Estendere la platea del contratto a chiamata è la soluzione più immediata per arginare il vuoto normativo creato dall’abolizione dei voucher e ridare vero slancio all’economia. E’ questa la ricetta che Confimprenditori propone condividendo pienamente la preoccupazione lanciata dalla Corte dei Conti, durante la presentazione del rapporto annuale sul coordinamento della finanza pubblica. La Corte dei Conti pur parlando di una timida ripresa economica, ravvisa molte criticità relativamente alla pressione fiscale e a sacche di lavoro sommerso.
E proprio quello del lavoro accessorio e la sua risoluzione è una necessità che metterebbe al riparo dal lavoro nero, visto che i buoni lavoro hanno in questi anni aiutato le imprese a combattere il lavoro sommerso, lesivo dei diritti e degli interessi del lavoratore per l’assenza di versamento di contributi. Trovare un’alternativa ai voucher vorrebbe dire andare incontro alle imprese, che come confermato dalla Corte dei Conti devono fare i conti con una pressione fiscale tra le più elevate dei paesi Ue, come evidenziato dal total tax rate stimato per un’impresa di medie dimensioni.

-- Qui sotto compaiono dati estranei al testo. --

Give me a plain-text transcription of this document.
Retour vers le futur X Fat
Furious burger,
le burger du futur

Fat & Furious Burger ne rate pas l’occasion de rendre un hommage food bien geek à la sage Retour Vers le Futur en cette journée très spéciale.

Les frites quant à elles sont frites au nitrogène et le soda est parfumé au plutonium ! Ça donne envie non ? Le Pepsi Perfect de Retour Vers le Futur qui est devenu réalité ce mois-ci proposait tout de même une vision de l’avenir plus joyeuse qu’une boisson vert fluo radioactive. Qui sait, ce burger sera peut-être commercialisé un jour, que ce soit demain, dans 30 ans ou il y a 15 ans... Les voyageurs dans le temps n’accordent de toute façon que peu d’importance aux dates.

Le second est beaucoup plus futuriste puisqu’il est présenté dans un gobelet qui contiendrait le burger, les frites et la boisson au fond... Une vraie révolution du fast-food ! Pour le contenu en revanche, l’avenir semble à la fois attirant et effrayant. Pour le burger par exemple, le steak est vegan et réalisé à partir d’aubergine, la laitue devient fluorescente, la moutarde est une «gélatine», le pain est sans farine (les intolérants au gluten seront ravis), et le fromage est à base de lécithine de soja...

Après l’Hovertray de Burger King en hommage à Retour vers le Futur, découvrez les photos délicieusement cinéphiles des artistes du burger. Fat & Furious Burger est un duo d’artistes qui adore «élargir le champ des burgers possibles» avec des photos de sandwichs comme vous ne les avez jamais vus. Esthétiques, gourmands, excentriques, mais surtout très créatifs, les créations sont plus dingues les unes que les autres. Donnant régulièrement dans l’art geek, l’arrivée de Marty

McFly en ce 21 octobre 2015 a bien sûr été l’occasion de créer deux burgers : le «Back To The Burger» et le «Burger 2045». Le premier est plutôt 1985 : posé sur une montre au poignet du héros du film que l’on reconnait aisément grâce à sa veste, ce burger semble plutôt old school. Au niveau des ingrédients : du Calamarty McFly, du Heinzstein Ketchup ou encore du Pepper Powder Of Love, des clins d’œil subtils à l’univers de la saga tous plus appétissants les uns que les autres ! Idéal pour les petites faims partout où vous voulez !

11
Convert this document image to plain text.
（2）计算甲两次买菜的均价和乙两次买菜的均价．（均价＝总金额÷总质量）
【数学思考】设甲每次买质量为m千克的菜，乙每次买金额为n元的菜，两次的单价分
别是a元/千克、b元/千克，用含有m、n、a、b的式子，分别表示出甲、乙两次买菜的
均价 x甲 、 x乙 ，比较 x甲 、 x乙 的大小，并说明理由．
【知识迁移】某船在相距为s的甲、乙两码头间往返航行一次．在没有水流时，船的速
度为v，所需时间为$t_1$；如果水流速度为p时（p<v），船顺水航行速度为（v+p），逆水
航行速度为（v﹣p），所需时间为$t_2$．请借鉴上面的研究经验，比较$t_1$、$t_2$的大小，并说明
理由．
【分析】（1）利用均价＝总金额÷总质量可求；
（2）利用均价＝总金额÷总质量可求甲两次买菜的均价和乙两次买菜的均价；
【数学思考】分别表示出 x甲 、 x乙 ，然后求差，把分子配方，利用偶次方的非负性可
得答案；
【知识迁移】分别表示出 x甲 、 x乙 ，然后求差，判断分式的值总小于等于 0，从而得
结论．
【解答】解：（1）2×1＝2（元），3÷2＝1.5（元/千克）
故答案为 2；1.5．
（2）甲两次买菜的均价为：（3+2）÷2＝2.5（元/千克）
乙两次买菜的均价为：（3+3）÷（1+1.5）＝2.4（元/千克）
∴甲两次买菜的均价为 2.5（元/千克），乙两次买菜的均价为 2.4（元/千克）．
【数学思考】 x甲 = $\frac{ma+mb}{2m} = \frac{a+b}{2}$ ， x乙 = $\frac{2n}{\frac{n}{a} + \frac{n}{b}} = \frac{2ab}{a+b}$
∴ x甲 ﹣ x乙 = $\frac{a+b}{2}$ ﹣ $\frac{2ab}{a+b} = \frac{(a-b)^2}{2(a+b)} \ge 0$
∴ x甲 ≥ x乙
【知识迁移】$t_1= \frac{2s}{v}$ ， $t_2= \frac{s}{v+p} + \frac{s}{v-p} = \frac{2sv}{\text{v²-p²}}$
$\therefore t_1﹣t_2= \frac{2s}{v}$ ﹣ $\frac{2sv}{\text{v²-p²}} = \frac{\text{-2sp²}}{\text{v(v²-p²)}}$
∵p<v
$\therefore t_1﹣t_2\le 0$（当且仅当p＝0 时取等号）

Il cuneo fiscale colloca al livello più alto la differenza fra costo del lavoro a carico dell’imprenditore e reddito netto del lavoratore”, ben 10 punti sopra l’onere medio nel resto d’Europa. Anche i costi di adempimento degli obblighi tributari che il medio imprenditore italiano è chiamato ad affrontare, sono significativi, come sottolinea ancora la Corte dei Conti: 269 ore lavorative, il 55 per cento in più di quanto richiesto al suo competitore europeo. Un’esposizione tributaria tanto marcata – ammonisce la Corte – non aiuta il contrasto all’economia sommersa e la lotta all’evasione (di qui le devianze altrettanto rilevanti in entrambi i fenomeni). Ecco perché secondo Confimprenditori, per quanto i dati parlino di una ripresa, è impensabile non legare questa al taglio del cuneo fiscale sul lavoro, fondamentale per dare prospettiva alle piccole e medie imprese.